George cautions other developers against rushing. “I think you shouldn’t even go near releasing the game until you’re confident that it’s great,” he says.
“Launching something that’s dead on arrival really just means the end”
Travis George, Vela Games
“Make sure you’ve got something that players want before you go through those phases. […] Because launching something that’s dead on arrival really just means the end.” He suggests taking time to assess the addressable market, then finding an audience and building towards it. “That’s a much more appealing proposition than ‘Go big with something that we’re not sure is going to work out’.”

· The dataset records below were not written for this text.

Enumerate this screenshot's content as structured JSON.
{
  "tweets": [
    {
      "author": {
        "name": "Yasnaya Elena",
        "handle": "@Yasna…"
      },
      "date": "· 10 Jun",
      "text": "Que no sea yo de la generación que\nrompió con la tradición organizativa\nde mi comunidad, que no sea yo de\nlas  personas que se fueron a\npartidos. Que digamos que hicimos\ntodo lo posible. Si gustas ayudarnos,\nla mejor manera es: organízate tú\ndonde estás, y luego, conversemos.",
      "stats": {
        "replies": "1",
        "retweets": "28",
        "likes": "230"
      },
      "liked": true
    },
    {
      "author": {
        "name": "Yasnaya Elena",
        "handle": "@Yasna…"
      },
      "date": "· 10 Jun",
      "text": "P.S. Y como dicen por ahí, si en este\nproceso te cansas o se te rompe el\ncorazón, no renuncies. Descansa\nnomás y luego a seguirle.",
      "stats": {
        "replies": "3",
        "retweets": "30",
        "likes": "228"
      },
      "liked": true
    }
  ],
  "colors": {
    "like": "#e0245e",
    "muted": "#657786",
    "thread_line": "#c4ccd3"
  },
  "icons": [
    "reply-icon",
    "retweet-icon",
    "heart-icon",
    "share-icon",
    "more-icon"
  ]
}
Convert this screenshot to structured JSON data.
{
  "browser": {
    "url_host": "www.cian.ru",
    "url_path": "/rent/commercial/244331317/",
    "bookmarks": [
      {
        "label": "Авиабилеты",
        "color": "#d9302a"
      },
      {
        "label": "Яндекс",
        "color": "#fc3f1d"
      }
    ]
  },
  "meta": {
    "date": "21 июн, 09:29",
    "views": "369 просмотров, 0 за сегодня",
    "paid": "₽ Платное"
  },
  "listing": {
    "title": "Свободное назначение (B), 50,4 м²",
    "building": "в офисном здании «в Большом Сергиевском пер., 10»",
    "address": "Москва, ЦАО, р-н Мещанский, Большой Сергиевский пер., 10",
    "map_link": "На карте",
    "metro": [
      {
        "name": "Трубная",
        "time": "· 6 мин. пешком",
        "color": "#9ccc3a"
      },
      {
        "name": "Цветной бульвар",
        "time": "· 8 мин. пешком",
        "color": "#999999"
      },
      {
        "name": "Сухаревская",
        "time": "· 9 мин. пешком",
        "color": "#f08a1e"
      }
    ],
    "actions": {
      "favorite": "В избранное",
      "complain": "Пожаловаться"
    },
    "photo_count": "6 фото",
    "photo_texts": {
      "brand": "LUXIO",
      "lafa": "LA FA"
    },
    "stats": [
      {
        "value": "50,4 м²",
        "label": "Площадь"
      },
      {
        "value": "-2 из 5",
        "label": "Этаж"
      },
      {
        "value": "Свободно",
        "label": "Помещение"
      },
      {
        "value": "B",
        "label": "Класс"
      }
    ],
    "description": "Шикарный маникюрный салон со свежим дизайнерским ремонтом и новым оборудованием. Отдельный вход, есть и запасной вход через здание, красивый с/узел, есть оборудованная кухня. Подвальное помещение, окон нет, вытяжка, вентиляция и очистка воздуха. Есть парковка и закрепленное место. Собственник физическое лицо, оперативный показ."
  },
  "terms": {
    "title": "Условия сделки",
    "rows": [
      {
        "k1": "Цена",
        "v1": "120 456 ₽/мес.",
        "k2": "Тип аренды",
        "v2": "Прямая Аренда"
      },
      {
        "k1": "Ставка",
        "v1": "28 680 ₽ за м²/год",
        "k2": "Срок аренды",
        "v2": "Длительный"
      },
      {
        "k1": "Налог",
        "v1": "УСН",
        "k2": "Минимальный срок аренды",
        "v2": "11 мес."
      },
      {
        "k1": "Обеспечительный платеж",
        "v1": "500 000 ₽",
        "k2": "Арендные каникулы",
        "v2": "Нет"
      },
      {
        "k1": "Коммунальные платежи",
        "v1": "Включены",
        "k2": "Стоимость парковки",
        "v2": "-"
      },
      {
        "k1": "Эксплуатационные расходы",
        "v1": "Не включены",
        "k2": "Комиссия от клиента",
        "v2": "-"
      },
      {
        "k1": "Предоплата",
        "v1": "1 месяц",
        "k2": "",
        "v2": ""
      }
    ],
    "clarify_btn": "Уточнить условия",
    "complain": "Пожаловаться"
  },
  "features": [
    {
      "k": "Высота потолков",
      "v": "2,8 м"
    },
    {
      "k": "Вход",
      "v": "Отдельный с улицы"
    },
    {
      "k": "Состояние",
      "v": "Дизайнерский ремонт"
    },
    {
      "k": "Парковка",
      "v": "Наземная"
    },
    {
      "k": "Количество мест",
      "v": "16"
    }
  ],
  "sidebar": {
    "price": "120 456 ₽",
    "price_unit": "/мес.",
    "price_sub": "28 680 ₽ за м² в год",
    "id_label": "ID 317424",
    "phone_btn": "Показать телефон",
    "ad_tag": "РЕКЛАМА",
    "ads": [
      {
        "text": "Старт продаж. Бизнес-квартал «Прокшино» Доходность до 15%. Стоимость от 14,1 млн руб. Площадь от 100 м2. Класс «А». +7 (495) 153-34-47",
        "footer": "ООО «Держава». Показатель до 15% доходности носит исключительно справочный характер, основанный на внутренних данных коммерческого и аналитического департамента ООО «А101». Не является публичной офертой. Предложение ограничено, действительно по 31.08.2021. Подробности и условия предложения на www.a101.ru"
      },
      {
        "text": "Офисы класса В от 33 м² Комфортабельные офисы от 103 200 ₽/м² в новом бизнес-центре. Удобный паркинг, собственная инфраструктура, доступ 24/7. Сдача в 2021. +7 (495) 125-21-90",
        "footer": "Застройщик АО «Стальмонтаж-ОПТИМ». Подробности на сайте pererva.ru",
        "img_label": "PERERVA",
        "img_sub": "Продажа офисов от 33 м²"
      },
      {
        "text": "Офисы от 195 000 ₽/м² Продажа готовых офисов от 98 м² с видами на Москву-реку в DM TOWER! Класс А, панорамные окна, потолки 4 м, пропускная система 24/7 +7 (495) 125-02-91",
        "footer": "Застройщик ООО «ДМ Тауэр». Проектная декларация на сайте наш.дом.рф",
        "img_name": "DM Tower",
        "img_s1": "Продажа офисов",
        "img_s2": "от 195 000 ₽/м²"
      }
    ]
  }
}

He speaks from bitter experience: and he’s aware that Vela, or rather the remnants of it, is in a lucky position. “Despite the hardships and difficulty and everything that we’ve had to go through, we at least have a second chance – whereas a lot of developers don’t.”
“My advice for anybody is just make sure you’ve got something that people want before you progress through that. It’s never too late to decide to not launch.”